Wed, Oct 24, 2018 - Page 8 News List

Teaching Hoklo by watching Hoklo films

By Lin Jung-shu 林榮淑

Since its launch in 2013, the Taiwan Film Institute’s Taiwan Cinema Digital Restoration Project has restored two to three classic Taiwanese films every year. The restoration of Hoklo (commonly known as Taiwanese) subtitles on Hoklo-language movies is not only significant for cultural preservation, but also serves to promote the use of the language.

Last year, the institute collaborated with National Taiwan Normal University’s Department of Taiwan Culture, Languages and Literature to create the world’s first Hoklo subtitles, for the Hoklo movie Back to Anping Harbor released in 1972, starring Taiwanese opera superstar Yang Li-hua (楊麗花).

The National Education Radio has prepared a brilliant report on the movie for its Hoklo-learning program’s episode on Hoklo movies.

Screening vintage Hoklo drama movies in the 21st century serves a specific audience. To attract new moviegoers, more effort needs to be made to teach the language to the younger generation by having them watch Hoklo movies.

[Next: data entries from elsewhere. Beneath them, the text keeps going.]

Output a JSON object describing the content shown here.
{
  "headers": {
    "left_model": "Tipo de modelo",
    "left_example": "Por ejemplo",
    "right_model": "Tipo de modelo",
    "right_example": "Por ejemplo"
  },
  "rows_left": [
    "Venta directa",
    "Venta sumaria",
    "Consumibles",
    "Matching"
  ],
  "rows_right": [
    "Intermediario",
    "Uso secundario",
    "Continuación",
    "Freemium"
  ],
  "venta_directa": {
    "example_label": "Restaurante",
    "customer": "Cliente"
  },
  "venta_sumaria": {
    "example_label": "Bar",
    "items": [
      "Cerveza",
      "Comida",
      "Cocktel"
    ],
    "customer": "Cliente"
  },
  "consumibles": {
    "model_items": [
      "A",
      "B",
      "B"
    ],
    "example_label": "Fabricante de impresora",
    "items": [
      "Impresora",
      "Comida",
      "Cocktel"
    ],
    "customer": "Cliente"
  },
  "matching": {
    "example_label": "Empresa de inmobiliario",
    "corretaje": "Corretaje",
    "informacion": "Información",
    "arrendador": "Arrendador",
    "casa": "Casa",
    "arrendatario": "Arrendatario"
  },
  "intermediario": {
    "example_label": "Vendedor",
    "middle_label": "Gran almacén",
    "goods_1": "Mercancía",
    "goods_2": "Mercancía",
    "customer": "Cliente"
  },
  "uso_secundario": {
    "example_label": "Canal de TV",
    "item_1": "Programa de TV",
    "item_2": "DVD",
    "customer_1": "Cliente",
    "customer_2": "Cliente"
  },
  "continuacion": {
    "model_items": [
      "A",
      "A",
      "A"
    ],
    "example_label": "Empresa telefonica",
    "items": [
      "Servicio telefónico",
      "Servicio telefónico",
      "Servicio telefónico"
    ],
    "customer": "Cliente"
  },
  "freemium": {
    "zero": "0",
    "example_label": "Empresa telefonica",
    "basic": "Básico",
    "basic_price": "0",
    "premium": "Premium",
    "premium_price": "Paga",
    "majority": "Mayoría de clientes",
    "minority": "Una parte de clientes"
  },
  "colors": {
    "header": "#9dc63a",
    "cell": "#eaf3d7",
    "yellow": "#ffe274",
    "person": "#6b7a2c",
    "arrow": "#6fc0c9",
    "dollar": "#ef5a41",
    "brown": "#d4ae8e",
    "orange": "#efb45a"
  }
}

I was lucky enough to be invited to the screening of Back to Anping Harbor at the Taiwan Association of University Professors in Taipei on Wednesday last week. After the screening, a survey of the audience’s opinion about the efficacy of the Hoklo subtitles was conducted.

However, the audience could hardly make up a proper sample for the survey, as it was mainly composed of a niche group, so its representative significance is questionable.

To study the Hoklo subtitles’ effectiveness, more public participation and attention from people with insight and knowledge on the matter are needed.

Hoklo and Mandarin are derived from the writing system of Chinese characters, but there are differences. The movie title serves as a good example: It would be written as 回來安平港 in Mandarin, but 轉來安平港 in Hoklo.

Past government policies have led to a decline in the number of people who understand, speak and read Hoklo.

Hoklo movies with Hoklo subtitles would definitely be more authentic than those with a Mandarin counterpart. However, if the audience is not familiar with the Hoklo pronunciation, reading Hoklo subtitles to assist their understanding of the movie would only pose more challenges, as scenes change rapidly, while people reading text in a book or magazine can pause or slow down whenever they need to and digest the meaning of the text at their own pace.

The Contents of the Times (文藝春秋), winner of the literature category in this year’s Golden Tripod Awards for publication, and Shih Bai-jiun’s (施達樂) Lang Hua (浪花), the first Taiwanese winner of the Wuxia Novel Contest, along with Shih’s previous Taiwanese martial arts novel Ben Se (本色), all fully deploy the wittiness of writing Hoklo in Mandarin. Reading out sentences from these books will bring enormous fun and a deeper understanding of the content to readers who are familiar with Hoklo.

Hoklo education should first aim to teach children how to understand and speak the language before teaching them to read and write, which are more challenging. As elementary schools only teach Hoklo one hour per week, progress for children from families who do not value the language would be even slower.

A policy to implement bilingual education in Mandarin and English is around the corner, which would certainly squeeze the space and time for Hoklo learning. If people leave the tasks of teaching Hoklo reading and writing skills to texts and try to cultivate young people’s listening and speaking skills by watching Hoklo movies, it would contribute more to learning the language than one could hope for.